По обыкновению, отец укутал ее, подоткнул одеяло и поцеловал в лоб. Затем постоял, всего лишь одно мгновение, в своей типичной позе: слегка наклонившись вперед, засунув руки в карманы, взирая на дочь сверху блестящими синими глазами, при этом лицо у него было грустное, как у спаниеля. Спустя годы, когда Бев уже давно перестала вспоминать Дерри, она, бывало, наблюдала за мужчинами в автобусе или на перекрестке, наблюдала за их повадками, жестами, движениями, как наблюдала за Томом, который, подобно отцу, когда шел в ванную бриться, снимал рубашку и становился перед зеркалом, слегка ссутулив плечи. Она с пристрастием разглядывала его.
— Иногда я беспокоюсь о тебе, — произнес отец, и в его голосе уже не звучало угрозы; видно было, что гнев его прошел. Отец нежно дотронулся до ее волос и отвел у нее пряди со лба в стороны.
«В ванной полно крови, папа, — готова была прокричать Бев. — Неужели ты не видишь? Везде кровь. Даже на лампочке, что над раковиной, и то кровь. Она запекается. Неужели ты не чувствуешь? Неужели ты не заметил?»

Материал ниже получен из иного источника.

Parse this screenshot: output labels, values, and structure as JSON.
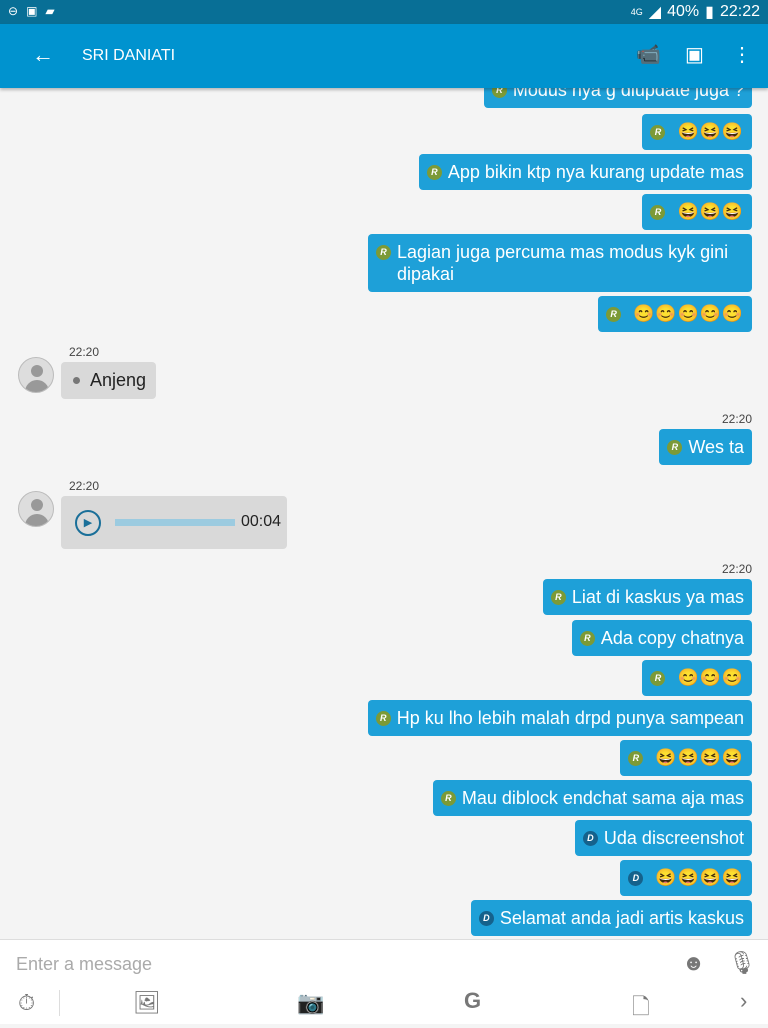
{
  "status": {
    "battery": "40%",
    "time": "22:22",
    "network": "4G"
  },
  "header": {
    "title": "SRI DANIATI"
  },
  "messages_top": [
    {
      "badge": "R",
      "text": "Modus nya g diupdate juga ?"
    },
    {
      "badge": "R",
      "emoji": "😆😆😆"
    },
    {
      "badge": "R",
      "text": "App bikin ktp nya kurang update mas"
    },
    {
      "badge": "R",
      "emoji": "😆😆😆"
    },
    {
      "badge": "R",
      "text": "Lagian juga percuma mas modus kyk gini dipakai"
    },
    {
      "badge": "R",
      "emoji": "😊😊😊😊😊"
    }
  ],
  "incoming1": {
    "time": "22:20",
    "text": "Anjeng"
  },
  "outgoing1": {
    "time": "22:20",
    "badge": "R",
    "text": "Wes ta"
  },
  "voice": {
    "time": "22:20",
    "duration": "00:04"
  },
  "outgoing_time": "22:20",
  "messages_bottom": [
    {
      "badge": "R",
      "text": "Liat di kaskus ya mas"
    },
    {
      "badge": "R",
      "text": "Ada copy chatnya"
    },
    {
      "badge": "R",
      "emoji": "😊😊😊"
    },
    {
      "badge": "R",
      "text": "Hp ku lho lebih malah drpd punya sampean"
    },
    {
      "badge": "R",
      "emoji": "😆😆😆😆"
    },
    {
      "badge": "R",
      "text": "Mau diblock endchat sama aja mas"
    },
    {
      "badge": "D",
      "text": "Uda discreenshot"
    },
    {
      "badge": "D",
      "emoji": "😆😆😆😆"
    },
    {
      "badge": "D",
      "text": "Selamat anda jadi artis kaskus"
    }
  ],
  "composer": {
    "placeholder": "Enter a message"
  }
}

Он вышел из спальни, закрыл за собой дверь, и комната погрузилась в темноту. Бев так ничего и не сказала ему. Она долго не могла заснуть, смотрела в темноту; в половине двенадцатого с работы пришла мама, и телевизор выключили. Бев слышала равномерное поскрипывание, пружины кровати стонали: родители занимались любовью. Беверли как-то подслушала, как Грета Боуи рассказывала Сэлли Мюллер, что при половом сношении бывает больно, как будто тебя жгут огнем, и что ни одной порядочной девушке никогда не хочется заниматься такой любовью. «А под конец он писает тебе туда», — сообщала Грета, и Сэлли воскликнула: «Фу, гадость! Я бы никогда не позволила ни одному парню проделывать со мной такие мерзкие вещи!» Если действительно при половых сношениях бывает больно, как уверяла Грета, то тогда мама, наверное, очень терпеливая. Бев слышала, как она несколько раз простонала, но что-то непохоже было, что она стонет от боли.
Размеренное поскрипывание сменилось неистовым ритмом, и вскоре все смолкло. Воцарилась тишина, потом зазвучали приглушенные голоса, после чего послышались шаги матери: она шла в ванную. Беверли затаила дыхание: интересно, что будет, закричит мама или нет.
Мама не закричала. Бев слышала, как она открыла кран — и полилась вода. Затем послышались негромкие плески и знакомые булькающие звуки. Слышно было, как мама чистила зубы, а немного погодя пружины супружеской кровати снова заскрипели: мама легла спать.
Через пять минут отец захрапел.
Беверли сковал зловещий страх. Он сдавил ей горло. Она не решилась повернуться на правый бок, на котором обычно засыпала: боялась, что появится что-нибудь страшное. Бев лежала на спине, стараясь не шелохнуться, и смотрела в нависший над ней потолок. Через некоторое время она забылась беспокойным сном.
3
Беверли всегда просыпалась, когда в спальне родителей звонил будильник. Надо было поторапливаться: как только будильник начинал звенеть, отец обычно его выключал. Пока отец делал свои дела в ванной, Беверли быстро одевалась. Она задержалась ненадолго у зеркала (в последнее время это стало у нее ритуалом) и посмотрела, не выросла ли за ночь грудь. В конце прошлого года у нее стали расти груди. Поначалу было немного больно, но потом боль прошла. Груди были еще очень маленькие — не больше маленьких яблок, но они появились, они росли. Что и говорить, скоро кончится детство, а там, глядишь, она станет женщиной.
Бев улыбнулась своему отражению, взбила волосы на затылке, расправила плечи, выпятив грудь. У нее вырвался детский смешок, и тут она вспомнила, как вчера вечером из раковины била фонтаном кровь. Смех тотчас оборвался.